In John McCain’s farewell statement, read by a former campaign manager, he wrote that Americans “never hide from history. We make history.” McCain was wrong. We may know our history but it is precisely the American penchant for hiding from history which allows us to repeat our mistakes over and over again. McCain certainly hadn’t forgotten the history of Viet Nam when he voted to invade Iraq. But he hid from it. Democrats know their history too, but hiding from it permits the strange posthumous embrace of a man who represented everything they claim to oppose.

The Far Right — that is, today’s Republican Party — has little to lose by valorizing McCain even if they did bash him for the occasional clash with Dear Leader Trump. But the effusive praise by Centrist Democrats (examples here and here and here and here) is egregious and focuses on McCain’s better personal qualities, and not on an honest reckoning with his — or their — politics.

When it comes to immigration, defense spending, and economic policy, Centrist Democrats aren’t really as distant or distinct from Republicans as they claim to be. Despite McCain’s swipe at Trump “hiding behind walls” in his farewell statement, in 2008 McCain went to Mexico to argue that America needed more border walls — a view both Clintons and Barak Obama shared. In 2013 McCain went to Syria to drum up support for American intervention and regime change, but it was the Obama administration which actually initiated the war. In 2018 the massive “John S. McCain National Defense Authorization Act” was passed overwhelmingly by both Republicans and Democrats, stealing much from the poor and giving it instead to defense contractors.

Another recent preoccupation of Centrist Democrats has been the defense of the American security establishment. FBI head James Comey and CIA head John Brennan have become national heroes for many liberal Democrats. Conveniently forgetting history has led to liberals like Stephen Colbert forgetting James Comey’s spying on Black Lives Matter and American Muslims, or Bill Maher forgetting John Brennan’s long history of war crimes, including torture and rendition, dating back to the Bush administration (Obama kept Brennan on at the CIA). As an institution, Comey’s FBI has a long history of repression of Afro-Americans and Leftists.

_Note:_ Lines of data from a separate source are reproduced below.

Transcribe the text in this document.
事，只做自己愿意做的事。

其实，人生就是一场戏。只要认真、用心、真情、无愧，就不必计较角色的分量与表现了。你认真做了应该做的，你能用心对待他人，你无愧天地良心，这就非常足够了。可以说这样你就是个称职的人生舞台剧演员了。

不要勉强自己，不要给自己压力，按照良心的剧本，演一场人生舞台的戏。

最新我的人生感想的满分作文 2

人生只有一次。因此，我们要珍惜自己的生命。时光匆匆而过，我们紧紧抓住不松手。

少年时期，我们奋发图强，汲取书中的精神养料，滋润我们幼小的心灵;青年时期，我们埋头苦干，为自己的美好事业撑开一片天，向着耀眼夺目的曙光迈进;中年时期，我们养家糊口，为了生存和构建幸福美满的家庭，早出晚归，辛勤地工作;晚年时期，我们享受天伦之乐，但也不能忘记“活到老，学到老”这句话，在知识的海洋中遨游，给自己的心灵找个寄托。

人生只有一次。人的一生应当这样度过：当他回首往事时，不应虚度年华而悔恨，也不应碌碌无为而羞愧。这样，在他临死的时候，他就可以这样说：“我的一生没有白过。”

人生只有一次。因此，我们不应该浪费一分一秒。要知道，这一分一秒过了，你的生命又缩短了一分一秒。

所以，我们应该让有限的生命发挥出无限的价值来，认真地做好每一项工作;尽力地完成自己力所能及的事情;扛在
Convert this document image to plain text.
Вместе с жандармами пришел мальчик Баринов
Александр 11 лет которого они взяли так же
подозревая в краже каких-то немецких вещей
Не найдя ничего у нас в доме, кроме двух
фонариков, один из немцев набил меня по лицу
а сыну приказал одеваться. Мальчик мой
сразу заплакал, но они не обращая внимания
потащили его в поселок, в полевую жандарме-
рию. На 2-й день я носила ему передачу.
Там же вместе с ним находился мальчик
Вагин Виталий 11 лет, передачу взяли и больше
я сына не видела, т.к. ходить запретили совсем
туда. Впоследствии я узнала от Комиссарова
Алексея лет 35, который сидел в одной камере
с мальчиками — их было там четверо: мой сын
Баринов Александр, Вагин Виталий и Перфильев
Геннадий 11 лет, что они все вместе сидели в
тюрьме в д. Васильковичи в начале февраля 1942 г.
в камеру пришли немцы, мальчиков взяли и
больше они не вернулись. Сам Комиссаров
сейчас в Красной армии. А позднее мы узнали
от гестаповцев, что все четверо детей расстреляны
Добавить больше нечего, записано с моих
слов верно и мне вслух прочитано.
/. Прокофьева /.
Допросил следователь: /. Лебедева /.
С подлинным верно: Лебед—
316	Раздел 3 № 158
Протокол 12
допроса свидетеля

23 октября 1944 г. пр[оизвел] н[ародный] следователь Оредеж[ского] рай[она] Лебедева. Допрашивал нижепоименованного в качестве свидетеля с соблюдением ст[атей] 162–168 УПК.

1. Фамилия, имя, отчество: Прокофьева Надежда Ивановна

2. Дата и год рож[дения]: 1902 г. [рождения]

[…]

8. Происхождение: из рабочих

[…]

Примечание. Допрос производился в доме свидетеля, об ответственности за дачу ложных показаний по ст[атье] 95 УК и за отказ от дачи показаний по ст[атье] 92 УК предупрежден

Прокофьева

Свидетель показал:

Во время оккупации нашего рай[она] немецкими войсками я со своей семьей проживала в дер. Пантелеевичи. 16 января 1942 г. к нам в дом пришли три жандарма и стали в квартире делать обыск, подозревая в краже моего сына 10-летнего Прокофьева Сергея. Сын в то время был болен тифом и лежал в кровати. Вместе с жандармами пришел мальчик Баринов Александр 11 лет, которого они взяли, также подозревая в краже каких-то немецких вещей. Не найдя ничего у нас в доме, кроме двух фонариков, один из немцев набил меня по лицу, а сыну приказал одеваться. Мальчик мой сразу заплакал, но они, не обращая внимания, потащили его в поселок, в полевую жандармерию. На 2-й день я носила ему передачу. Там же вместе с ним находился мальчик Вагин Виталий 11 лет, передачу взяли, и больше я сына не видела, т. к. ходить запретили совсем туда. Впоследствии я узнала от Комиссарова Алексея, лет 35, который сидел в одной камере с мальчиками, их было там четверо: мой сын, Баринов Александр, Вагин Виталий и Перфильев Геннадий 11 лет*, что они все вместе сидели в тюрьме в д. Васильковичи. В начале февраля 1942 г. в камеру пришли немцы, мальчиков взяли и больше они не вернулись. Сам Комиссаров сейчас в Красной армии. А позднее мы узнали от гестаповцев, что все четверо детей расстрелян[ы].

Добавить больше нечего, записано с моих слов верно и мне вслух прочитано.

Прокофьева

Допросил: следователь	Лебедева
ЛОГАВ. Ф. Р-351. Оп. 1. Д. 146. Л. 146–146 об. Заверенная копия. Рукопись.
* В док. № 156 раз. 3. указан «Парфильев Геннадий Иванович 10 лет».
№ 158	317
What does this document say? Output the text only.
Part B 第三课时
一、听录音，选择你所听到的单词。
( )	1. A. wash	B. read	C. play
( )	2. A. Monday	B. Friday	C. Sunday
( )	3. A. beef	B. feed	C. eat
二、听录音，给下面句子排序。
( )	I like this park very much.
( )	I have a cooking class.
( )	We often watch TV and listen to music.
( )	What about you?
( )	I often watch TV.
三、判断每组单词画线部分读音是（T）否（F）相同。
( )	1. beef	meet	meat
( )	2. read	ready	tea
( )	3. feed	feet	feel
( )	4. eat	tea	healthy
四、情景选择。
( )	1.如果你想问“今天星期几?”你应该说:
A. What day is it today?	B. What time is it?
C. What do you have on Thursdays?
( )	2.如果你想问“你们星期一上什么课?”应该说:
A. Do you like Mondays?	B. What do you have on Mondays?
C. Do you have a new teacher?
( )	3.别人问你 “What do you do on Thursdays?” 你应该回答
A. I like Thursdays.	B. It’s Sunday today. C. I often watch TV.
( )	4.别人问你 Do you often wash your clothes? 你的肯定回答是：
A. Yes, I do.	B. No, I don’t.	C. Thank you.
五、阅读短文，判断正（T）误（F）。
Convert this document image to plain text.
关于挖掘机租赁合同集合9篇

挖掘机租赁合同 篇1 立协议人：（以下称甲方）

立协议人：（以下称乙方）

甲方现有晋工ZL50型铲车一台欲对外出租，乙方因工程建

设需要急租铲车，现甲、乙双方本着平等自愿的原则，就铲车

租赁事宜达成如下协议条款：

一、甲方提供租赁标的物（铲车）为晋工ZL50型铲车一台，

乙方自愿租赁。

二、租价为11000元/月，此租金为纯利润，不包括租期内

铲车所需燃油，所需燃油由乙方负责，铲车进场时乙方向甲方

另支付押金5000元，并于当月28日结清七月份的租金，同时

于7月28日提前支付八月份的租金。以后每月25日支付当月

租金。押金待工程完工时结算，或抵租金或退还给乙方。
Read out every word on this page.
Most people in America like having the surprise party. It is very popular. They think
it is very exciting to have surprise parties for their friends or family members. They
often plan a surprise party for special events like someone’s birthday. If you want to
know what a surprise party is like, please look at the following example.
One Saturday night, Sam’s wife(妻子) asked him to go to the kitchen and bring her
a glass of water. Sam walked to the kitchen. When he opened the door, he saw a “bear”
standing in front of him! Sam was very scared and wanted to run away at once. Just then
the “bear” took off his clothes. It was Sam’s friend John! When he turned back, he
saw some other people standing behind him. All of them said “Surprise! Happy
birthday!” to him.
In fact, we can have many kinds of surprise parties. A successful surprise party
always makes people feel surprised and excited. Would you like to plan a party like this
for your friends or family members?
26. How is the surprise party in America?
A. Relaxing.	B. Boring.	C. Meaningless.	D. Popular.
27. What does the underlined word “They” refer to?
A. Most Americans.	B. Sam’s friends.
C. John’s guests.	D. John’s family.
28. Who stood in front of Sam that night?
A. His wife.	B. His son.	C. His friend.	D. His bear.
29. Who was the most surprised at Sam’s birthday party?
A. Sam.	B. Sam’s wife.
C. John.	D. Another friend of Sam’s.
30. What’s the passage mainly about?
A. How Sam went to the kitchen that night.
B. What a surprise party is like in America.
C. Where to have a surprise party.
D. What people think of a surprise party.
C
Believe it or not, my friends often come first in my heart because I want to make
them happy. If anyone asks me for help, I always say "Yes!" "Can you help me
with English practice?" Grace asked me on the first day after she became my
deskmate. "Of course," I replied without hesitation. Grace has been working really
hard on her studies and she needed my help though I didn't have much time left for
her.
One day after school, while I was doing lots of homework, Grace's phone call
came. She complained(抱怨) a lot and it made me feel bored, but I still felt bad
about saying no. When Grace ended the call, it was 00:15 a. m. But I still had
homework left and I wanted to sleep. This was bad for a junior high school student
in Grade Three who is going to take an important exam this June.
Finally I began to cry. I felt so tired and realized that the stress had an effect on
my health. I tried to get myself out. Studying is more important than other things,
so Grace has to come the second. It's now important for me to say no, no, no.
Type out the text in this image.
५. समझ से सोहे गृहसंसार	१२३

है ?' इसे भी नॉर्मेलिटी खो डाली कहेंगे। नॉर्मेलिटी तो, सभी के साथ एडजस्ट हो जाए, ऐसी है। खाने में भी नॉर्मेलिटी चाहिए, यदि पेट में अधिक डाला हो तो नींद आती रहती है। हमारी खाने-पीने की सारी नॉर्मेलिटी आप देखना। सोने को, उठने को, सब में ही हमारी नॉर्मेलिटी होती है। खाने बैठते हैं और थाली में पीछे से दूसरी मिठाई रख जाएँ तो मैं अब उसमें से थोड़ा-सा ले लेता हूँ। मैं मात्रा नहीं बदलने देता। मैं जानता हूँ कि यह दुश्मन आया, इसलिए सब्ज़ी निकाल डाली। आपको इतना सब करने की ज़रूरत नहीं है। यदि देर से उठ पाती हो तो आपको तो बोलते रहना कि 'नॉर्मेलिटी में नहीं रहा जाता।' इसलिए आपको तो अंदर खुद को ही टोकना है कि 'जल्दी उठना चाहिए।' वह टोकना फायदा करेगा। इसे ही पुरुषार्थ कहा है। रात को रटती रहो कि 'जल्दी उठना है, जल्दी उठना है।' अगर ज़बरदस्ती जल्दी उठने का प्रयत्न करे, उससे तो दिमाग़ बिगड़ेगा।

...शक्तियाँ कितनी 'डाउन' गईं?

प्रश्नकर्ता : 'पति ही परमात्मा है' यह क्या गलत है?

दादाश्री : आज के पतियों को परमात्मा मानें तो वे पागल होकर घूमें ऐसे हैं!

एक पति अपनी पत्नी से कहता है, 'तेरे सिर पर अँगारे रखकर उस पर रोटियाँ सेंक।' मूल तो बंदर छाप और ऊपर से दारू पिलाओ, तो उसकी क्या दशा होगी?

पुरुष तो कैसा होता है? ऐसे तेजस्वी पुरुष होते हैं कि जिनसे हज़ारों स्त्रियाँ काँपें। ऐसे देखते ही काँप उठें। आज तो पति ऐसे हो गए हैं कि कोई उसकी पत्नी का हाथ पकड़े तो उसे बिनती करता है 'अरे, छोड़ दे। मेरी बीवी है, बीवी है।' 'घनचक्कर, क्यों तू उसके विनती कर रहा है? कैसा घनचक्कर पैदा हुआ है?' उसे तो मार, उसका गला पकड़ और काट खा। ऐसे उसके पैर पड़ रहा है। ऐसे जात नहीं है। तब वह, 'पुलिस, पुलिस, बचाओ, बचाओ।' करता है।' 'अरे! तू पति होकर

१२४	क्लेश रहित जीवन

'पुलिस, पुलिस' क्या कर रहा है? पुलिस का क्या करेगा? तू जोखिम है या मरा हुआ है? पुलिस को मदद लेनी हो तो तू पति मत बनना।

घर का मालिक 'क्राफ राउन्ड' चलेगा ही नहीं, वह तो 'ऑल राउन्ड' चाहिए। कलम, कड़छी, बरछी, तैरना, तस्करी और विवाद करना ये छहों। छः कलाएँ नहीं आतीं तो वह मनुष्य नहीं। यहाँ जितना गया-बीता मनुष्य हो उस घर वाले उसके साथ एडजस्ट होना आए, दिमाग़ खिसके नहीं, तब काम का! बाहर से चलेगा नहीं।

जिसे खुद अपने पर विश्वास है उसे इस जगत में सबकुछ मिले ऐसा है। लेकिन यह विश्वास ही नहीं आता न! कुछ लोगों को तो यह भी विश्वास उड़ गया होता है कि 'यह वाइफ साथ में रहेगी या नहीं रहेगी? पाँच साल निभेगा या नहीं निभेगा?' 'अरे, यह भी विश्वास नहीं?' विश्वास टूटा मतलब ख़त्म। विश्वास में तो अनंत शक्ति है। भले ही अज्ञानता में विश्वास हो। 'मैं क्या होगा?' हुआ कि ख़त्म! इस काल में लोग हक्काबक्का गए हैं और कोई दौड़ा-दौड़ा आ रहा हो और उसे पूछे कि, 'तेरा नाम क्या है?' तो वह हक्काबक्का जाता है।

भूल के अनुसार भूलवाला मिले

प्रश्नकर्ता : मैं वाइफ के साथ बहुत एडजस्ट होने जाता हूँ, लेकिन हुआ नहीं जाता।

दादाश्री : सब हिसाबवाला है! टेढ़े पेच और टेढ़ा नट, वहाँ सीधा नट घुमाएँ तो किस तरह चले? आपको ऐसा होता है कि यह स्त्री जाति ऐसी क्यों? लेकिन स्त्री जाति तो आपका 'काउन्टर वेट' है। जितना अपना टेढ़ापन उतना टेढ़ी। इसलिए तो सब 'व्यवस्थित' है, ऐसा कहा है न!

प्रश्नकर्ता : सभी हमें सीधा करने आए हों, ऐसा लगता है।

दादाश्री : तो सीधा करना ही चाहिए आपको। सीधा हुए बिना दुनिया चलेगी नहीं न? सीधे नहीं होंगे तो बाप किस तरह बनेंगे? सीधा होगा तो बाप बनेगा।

Since Hillary Clinton’s accusations at the 2016 DNC Convention of political meddling by Vladimir Putin, there has been a Russian lurking under every bush. Suspicion, calls for additional sanctions, and even red-baiting have led to a new Cold War mentality, with some Democrats even demanding Internet censorship of news outlets not hard enough on Russia. NATO, a relic of the Cold War, now has more flag-waving Democratic boosters than ever.

If Russia is the foreign nation Centrist Democrats obsess over the most, Israel is the one they won’t even talk about. Since the 2016 election, Donald Trump has cozied up to the Israeli settler movement. The American ambassador to Israel is, in fact, a settler himself. The US has cut UN contributions for Palestinian refugees and given Benjamin Netanyahu the green light to annex East Jerusalem and roll out more settlements in the West Bank. Israeli snipers recently murdered dozens of “Land Day” protesters in Gaza, and there was scarcely a peep from Centrist Democrats. And when it comes to all-too real “foreign interference,” Israel’s domestic lobbying partners have successfully passed legislation in dozens of states making it illegal to criticize or boycott Israel. And all with Democratic Party help.

I.F. Stone was right about lies at funerals, but sentimentality sometimes reveals its own truths. No one for a second believes history can be conveniently forgotten, but we can and do hide from it — and who we really are. This week’s outpouring of love for America’s most recognizable nationalist and American Exceptionalist tells a disturbing truth about both our country and the Democratic Party.